Analysis

IAF Chief Warns of Hard Nuclear Response

The Indian Government or the Prime Minister hardly make any strong declaratory responses on India’s national security threats least of all on nuclear weapons strikes against India. India’s nuclear strikes threats basically arise from Pakistan and China with the former being more vociferous in saber-rattling. It seems that the Government left it to the Indian Air Force Chief Air Chief Marshall Naik to warn potential aggressors that India’s nuclear responses to strikes against India would be hard hitting. He was responding to media queries on Pakistan’s growing nuclear weapons arsenal and tactical nuclear weapons.

A cornered Pakistan Army both within and without could be tempted for a military misadventure against India to divert both domestic and external attention.

It has always been Pakistan which ever since the acquisition of nuclear weapons been flexing its muscles and raising the ante of a potential nuclear overhang over an Indian retaliatory conventional military response against Pakistan Army’s surrogates terrorist attacks like Mumbai 26/11 and the latest Mumbai terrorist bombings.

Pakistan Army under General Musharraf had launched the Kargil War against India in 1999 emboldened by the belief that an India with a characteristically timid political leadership irrespective of political dispensations would be incapable of hard military responses against Pakistan. India may not have enlarged hostilities against Pakistan beyond Kargil but the Indian Armed Forces left the Indian political leadership in no doubt that without hard responses Pakistan Army’s unprovoked aggression could not be undone.

The Indian Armed Forces called off Pakistan Army’s nuclear bluff and it became apparent that limited warfare could be conducted successfully even with a nuclear overhang hovering on the horizon.
 
The Indian Air Force Chief’s warning that India would retaliate with hard nuclear responses against any nuclear strikes against it was a timely one keeping the present domestic political dynamics within Pakistan. Currently the image of the Pakistan Army has taken a severe beating in the wake of the targeted liquidation by US Special Forces of Osama bin Laden deep within a Pakistan Army garrison cantonment and the Taliban attacks at the Mehran Air Base in Karachi.

Pointed in my writings earlier was the caution that a cornered Pakistan Army both within and without could be tempted for a military misadventure against India to divert both domestic and external attention.

If international media reports are correct that the Pakistan Army’s nuclear weapons arsenal has outstripped that of India in terms of nuclear weapons holdings and also that Pakistan Army have now commenced production of tactical nuclear weapons to blunt deep penetration strikes by the Indian Army’s conventional superiority. Thus, Pakistan Army could be tempted to raise the nuclear threshold in South Asia.
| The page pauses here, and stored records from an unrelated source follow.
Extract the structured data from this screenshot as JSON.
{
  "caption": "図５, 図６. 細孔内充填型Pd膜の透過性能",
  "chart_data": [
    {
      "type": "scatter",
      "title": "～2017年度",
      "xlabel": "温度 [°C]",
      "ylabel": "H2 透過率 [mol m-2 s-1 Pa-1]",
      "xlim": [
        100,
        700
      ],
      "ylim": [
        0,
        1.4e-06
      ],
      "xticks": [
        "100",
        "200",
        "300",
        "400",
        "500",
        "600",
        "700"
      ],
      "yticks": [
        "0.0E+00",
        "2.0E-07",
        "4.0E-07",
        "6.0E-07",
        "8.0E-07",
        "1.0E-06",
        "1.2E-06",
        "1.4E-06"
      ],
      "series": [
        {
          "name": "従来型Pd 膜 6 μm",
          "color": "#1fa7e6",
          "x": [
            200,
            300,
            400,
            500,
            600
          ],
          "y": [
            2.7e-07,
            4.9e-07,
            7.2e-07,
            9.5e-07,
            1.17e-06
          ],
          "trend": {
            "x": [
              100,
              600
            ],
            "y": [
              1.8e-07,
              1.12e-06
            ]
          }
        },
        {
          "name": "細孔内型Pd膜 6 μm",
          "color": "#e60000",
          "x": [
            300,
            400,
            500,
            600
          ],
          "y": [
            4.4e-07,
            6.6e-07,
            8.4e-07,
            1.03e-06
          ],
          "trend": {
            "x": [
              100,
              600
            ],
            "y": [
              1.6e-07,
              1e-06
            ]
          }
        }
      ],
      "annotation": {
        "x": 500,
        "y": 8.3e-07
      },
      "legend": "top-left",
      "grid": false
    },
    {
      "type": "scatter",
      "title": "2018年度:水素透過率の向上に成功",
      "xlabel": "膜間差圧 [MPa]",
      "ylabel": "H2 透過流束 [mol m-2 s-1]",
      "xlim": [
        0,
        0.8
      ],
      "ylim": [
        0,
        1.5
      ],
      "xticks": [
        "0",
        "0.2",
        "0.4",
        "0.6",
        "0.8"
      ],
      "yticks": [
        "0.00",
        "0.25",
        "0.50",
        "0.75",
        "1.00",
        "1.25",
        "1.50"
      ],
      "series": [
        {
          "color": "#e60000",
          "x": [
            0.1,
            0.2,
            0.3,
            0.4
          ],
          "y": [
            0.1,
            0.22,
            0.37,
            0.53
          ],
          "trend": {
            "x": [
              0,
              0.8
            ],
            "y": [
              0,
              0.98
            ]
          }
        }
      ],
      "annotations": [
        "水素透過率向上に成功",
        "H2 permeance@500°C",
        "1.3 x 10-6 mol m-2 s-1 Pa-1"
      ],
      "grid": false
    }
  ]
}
When it comes to national security and defense matters the Indian Government should not shirk from declaratory policies in terms of ‘red lines’ that its adversaries, cannot cross and that it would not shirk from hard hitting responses, Regrettably, the Indian political leadership is seriously deficit in this regard.
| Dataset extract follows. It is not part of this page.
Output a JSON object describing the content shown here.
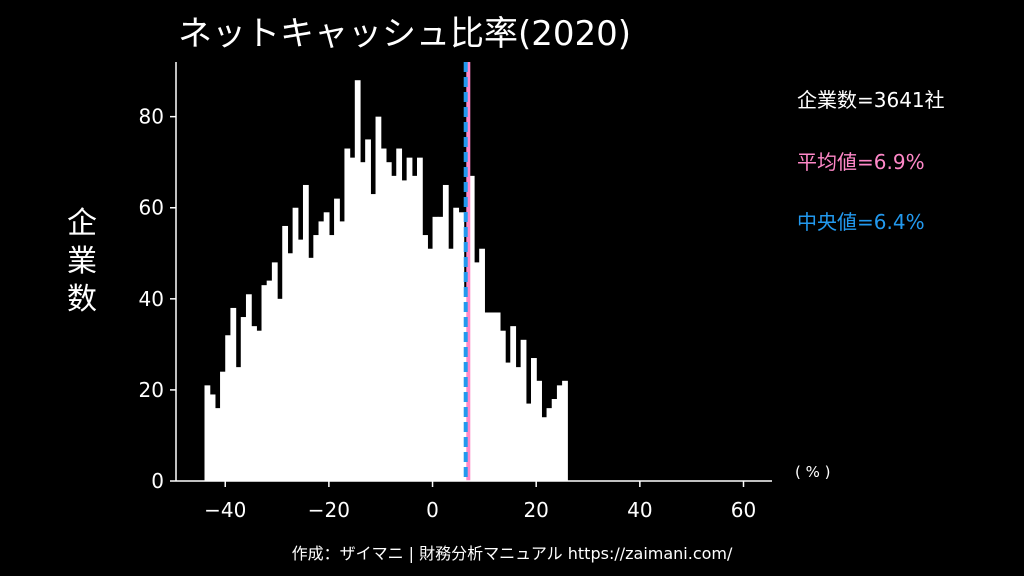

The Air Force Chief’s warning was timely, relevant and contextually well timed. Regrettably again for India, media reports the next day indicated that the Defense Minister had a meeting with the Indian Air Force Chief and expressed the Governments’ unhappiness with his statements. Is Pakistan appeasement more important than cautioning India’s adversaries against military misadventures against India?